CSで映画『インモータルズ 神々の戦い』『危険なメソッド』『猿の惑星:創世記』『吸血鬼ドラキュラ』

例によって備忘録
(多少ネタばれもあるのでご注意)


インモータルズ 神々の戦い』
 ギリシア神話をベースにした2011年の作品。映像や衣装は美意識が感じられなかなか良かった。石岡瑛子なので兜が蟹のハサミだったり和風的センスもあるのね。まあ一瞬ハイペリオンの衣装がミッキー・ロークの体型もあってか原始人に見えたりもしたけど(笑)。全体にちょっと流血シーンはくどかったかな。この間、安彦良和の映画「アリオン」CSで観たんだが、こういう神話系の話もっと詳しくなりたいな。

危険なメソッド
 2011年の作品でユングとその患者で愛人でもあった後の精神分析医サビーナ・シュピールライン、そしてフロイトの関係が描かれる。精神分析・心理学の分野で歴史的役割を果たした人物たちだが、その手法や理論がそのまま現在の臨床の場で適用されることは無い様だ。そういった時代の落差の分を、「ユングフロイトの理論が人間の精神を反映している世界」での人間ドラマととらえることも出来る気がした。そう観ると理知的な実にクローネンバーグらしい映画とも言えるが、表層的には史実に基づいていることもあってかいわゆるクローネンバーグ的な表現は目立たず大人しめな印象の作品で、むしろ絵画の様に撮影されたヨーロッパ(背景となった実際の場所が随所に登場しているらしい)が美しい。時にマグリット風のシーンもあり、シュルレアリスムフロイトの関係を想起させる。

猿の惑星:創世記
 2011年作。大元の『猿の惑星』のオチの部分は周知の事実されているがそれって割と珍しくない?まあそれはともかく映像技術の向上に加え前日譚としての伏線もよく考えられている続編で楽しめた。猿たちが暴力的になり過ぎないように主人公の猿シーザーがストップをかける描写があるのも現代らしい。ジョン・リスゴー演じる科学者ウィルのアルツハイマーの父親やオランウータンのモーリスが良かった。シーザーが檻の仲間たちを開放するシーンは先日観た1977年『ドクターモローの島』を意識してるのかなあ。

吸血鬼ドラキュラ
 1958年作。ホラー映画のハマー・フィルムが生み出した名作の誉れも高い作品。
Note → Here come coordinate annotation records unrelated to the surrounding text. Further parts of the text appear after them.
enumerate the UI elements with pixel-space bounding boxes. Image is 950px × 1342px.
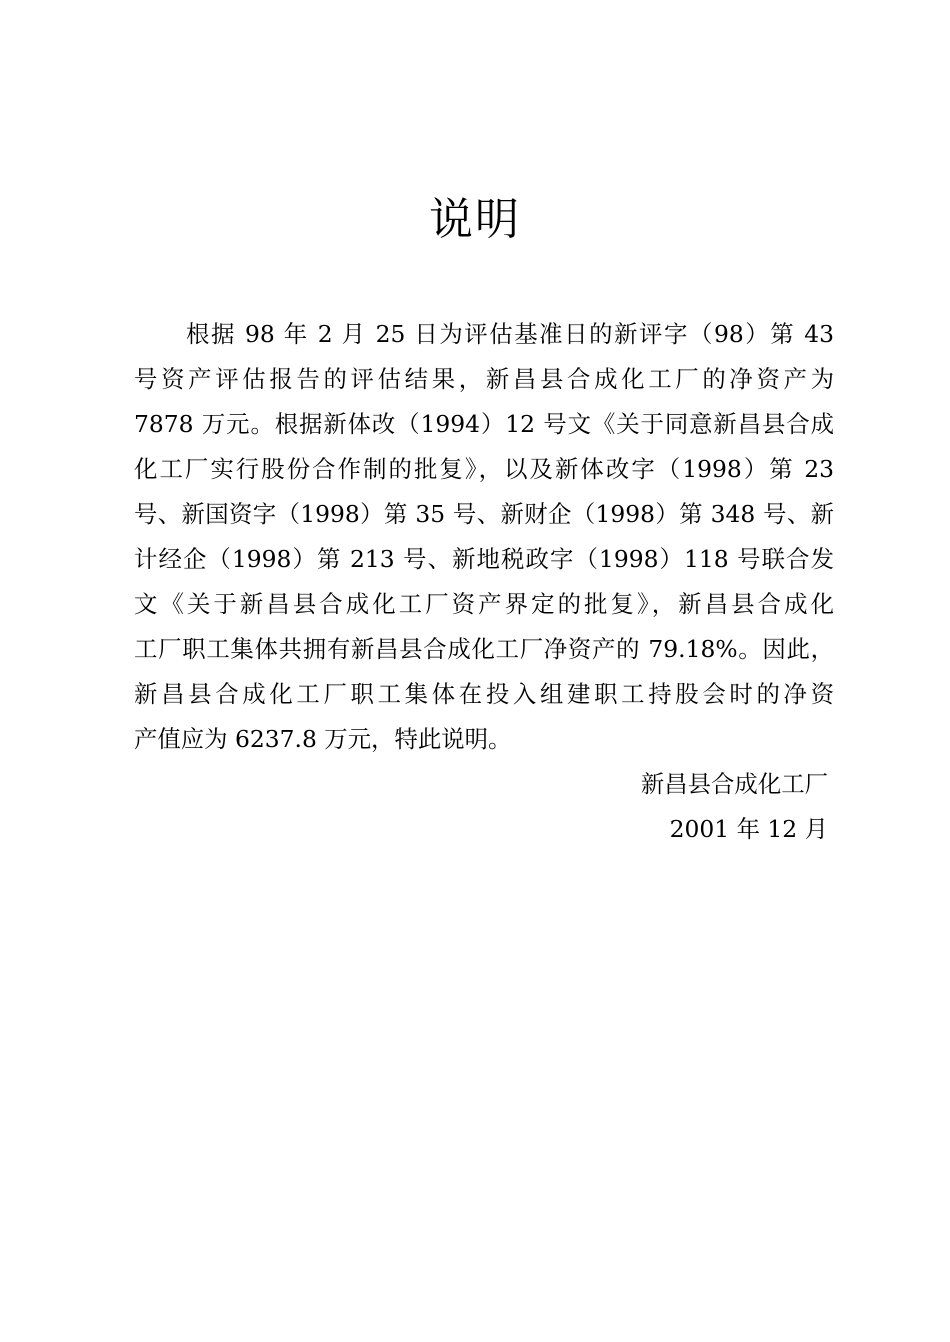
paragraph-line: 号资产评估报告的评估结果，新昌县合成化工厂的净资产为 xyxy=(134,365,834,393)
paragraph-line: 7878 万元。根据新体改（1994）12 号文《关于同意新昌县合成 xyxy=(134,410,834,438)
document-title: 说明 xyxy=(429,194,521,245)
paragraph-line: 计经企（1998）第 213 号、新地税政字（1998）118 号联合发 xyxy=(134,545,834,573)
paragraph-line: 产值应为 6237.8 万元，特此说明。 xyxy=(134,725,512,753)
signature-block xyxy=(641,762,828,852)
paragraph-line: 新昌县合成化工厂职工集体在投入组建职工持股会时的净资 xyxy=(134,680,834,708)
paragraph-line: 化工厂实行股份合作制的批复》，以及新体改字（1998）第 23 xyxy=(134,455,834,483)
paragraph-line: 工厂职工集体共拥有新昌县合成化工厂净资产的 79.18%。因此， xyxy=(134,635,834,663)
paragraph-line: 根据 98 年 2 月 25 日为评估基准日的新评字（98）第 43 xyxy=(186,320,834,348)
signature-organization: 新昌县合成化工厂 xyxy=(640,770,828,798)
body-paragraph xyxy=(134,312,834,762)
signature-date: 2001 年 12 月 xyxy=(669,815,828,843)
paragraph-line: 文《关于新昌县合成化工厂资产界定的批复》，新昌县合成化 xyxy=(134,590,834,618)
paragraph-line: 号、新国资字（1998）第 35 号、新财企（1998）第 348 号、新 xyxy=(134,500,834,528)
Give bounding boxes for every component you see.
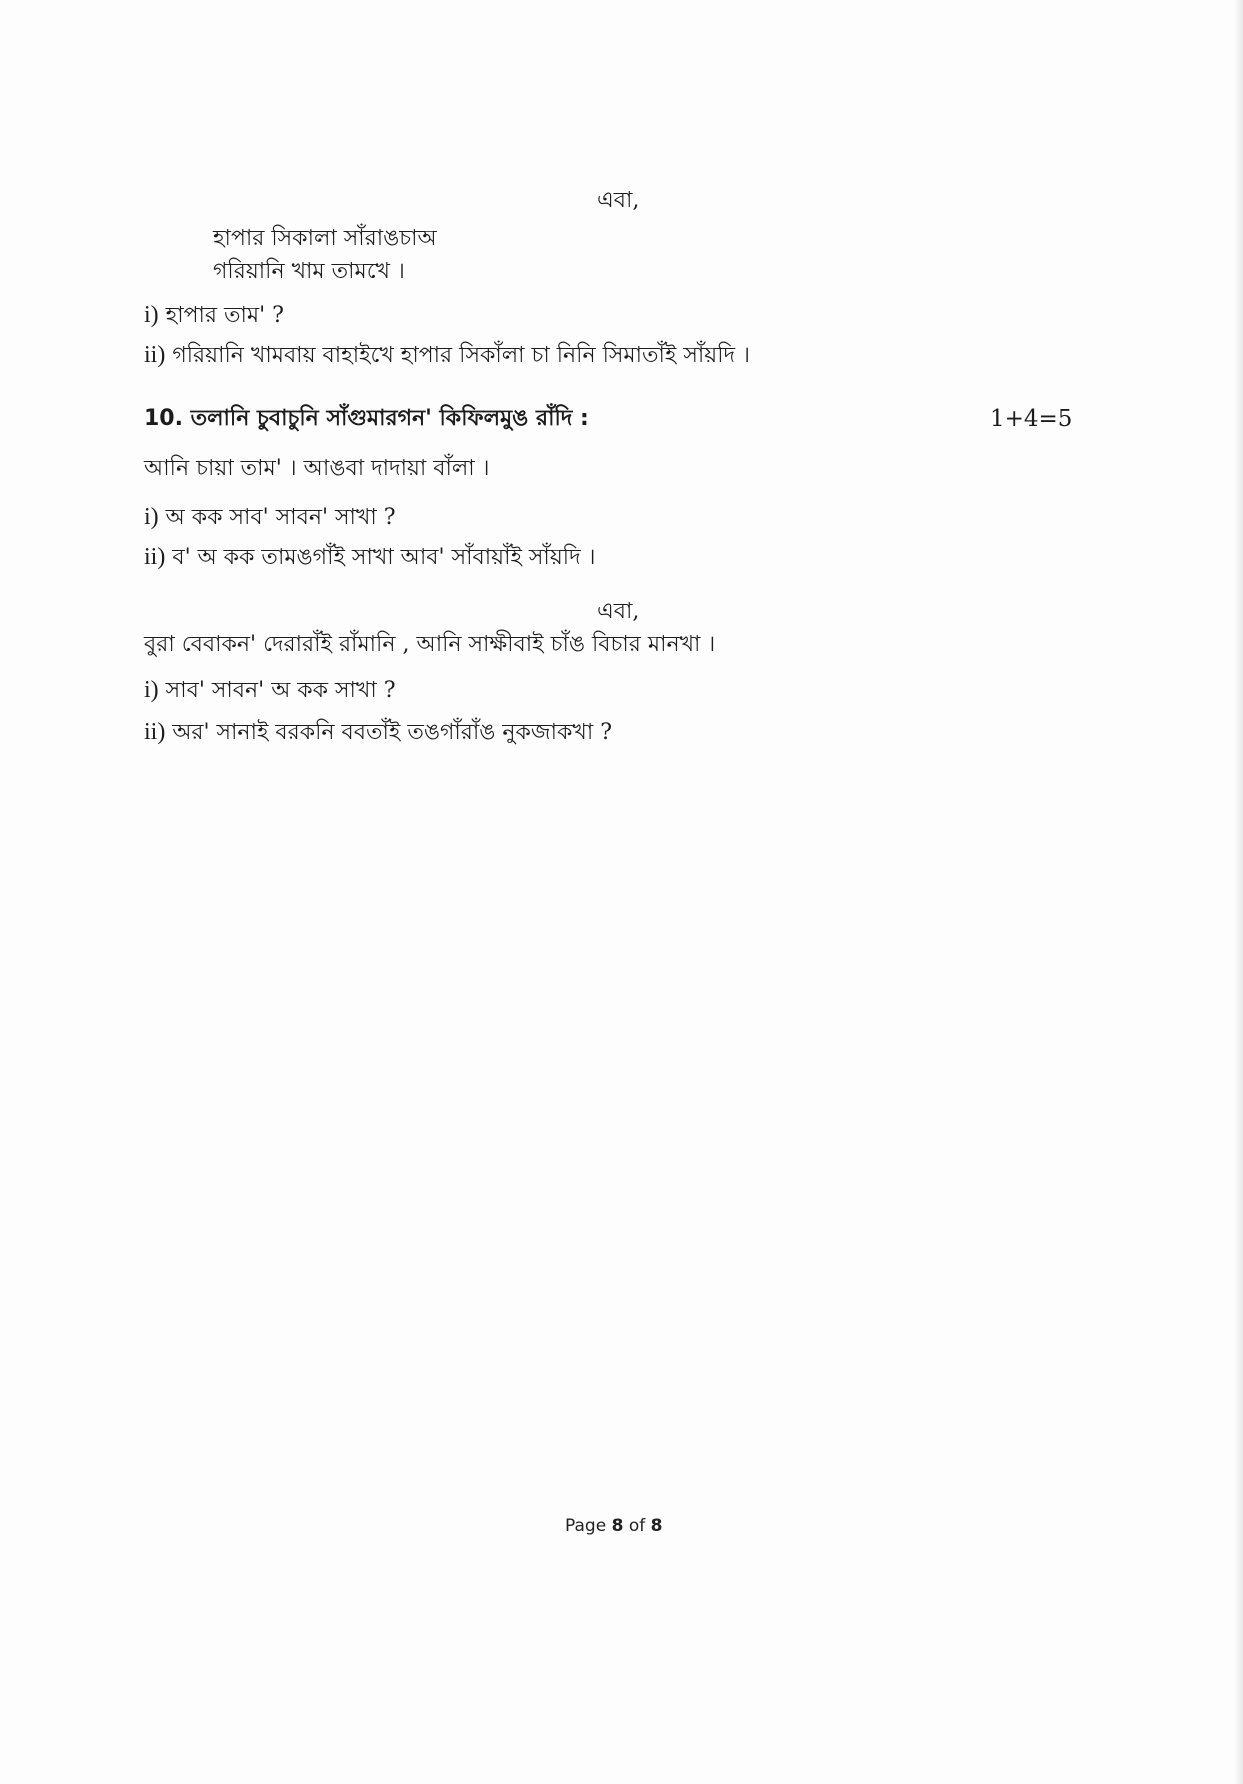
sub-question-number: i) bbox=[144, 677, 159, 703]
sub-question-number: ii) bbox=[144, 544, 166, 570]
passage-b: বুরা বেবাকন' দেরারাঁই রাঁমানি , আনি সাক্ষীবাই চাঁঙ বিচার মানখা । bbox=[144, 632, 716, 657]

原作は未読なのだが、比較的シンプルつくりで短い時間(82分)のテンポのよいサスペンスに仕上げられ、メークや美術センスなどにも品の良さが感じられ世評にも納得。ラストシーンも素晴らしかった。クリストファー・リーはいまだに現役なのは凄いねえ。ところで昔の映画は短くていいよね。この作品なんか冒頭15分で吸血鬼が牙をむいて、多少の辻褄なんか気にせずガンガンくる。これでいいんだと思うな。地上波は無理にしてももっとCSやBSで古い映画やればいいのに。忙しい人こそ短い映画は観やすいと思うんだよね。
ところでヴァン・ヘルシング博士の録音機械はカッコよかったな。「スリーピー・ホロウ』でも探偵役のジョニー・デップも色んな機械を持っていたような(『ブラザーズグリム』にも出てきたかなあ)。科学と魔術の対比、時代はそれぞれ違えどスチーム・パンク的な感覚とつながる気がする。特にブラム・ストーカー、ホームズ、ヴェルヌやウェルズは割と近い時代の人達なんだよなあ。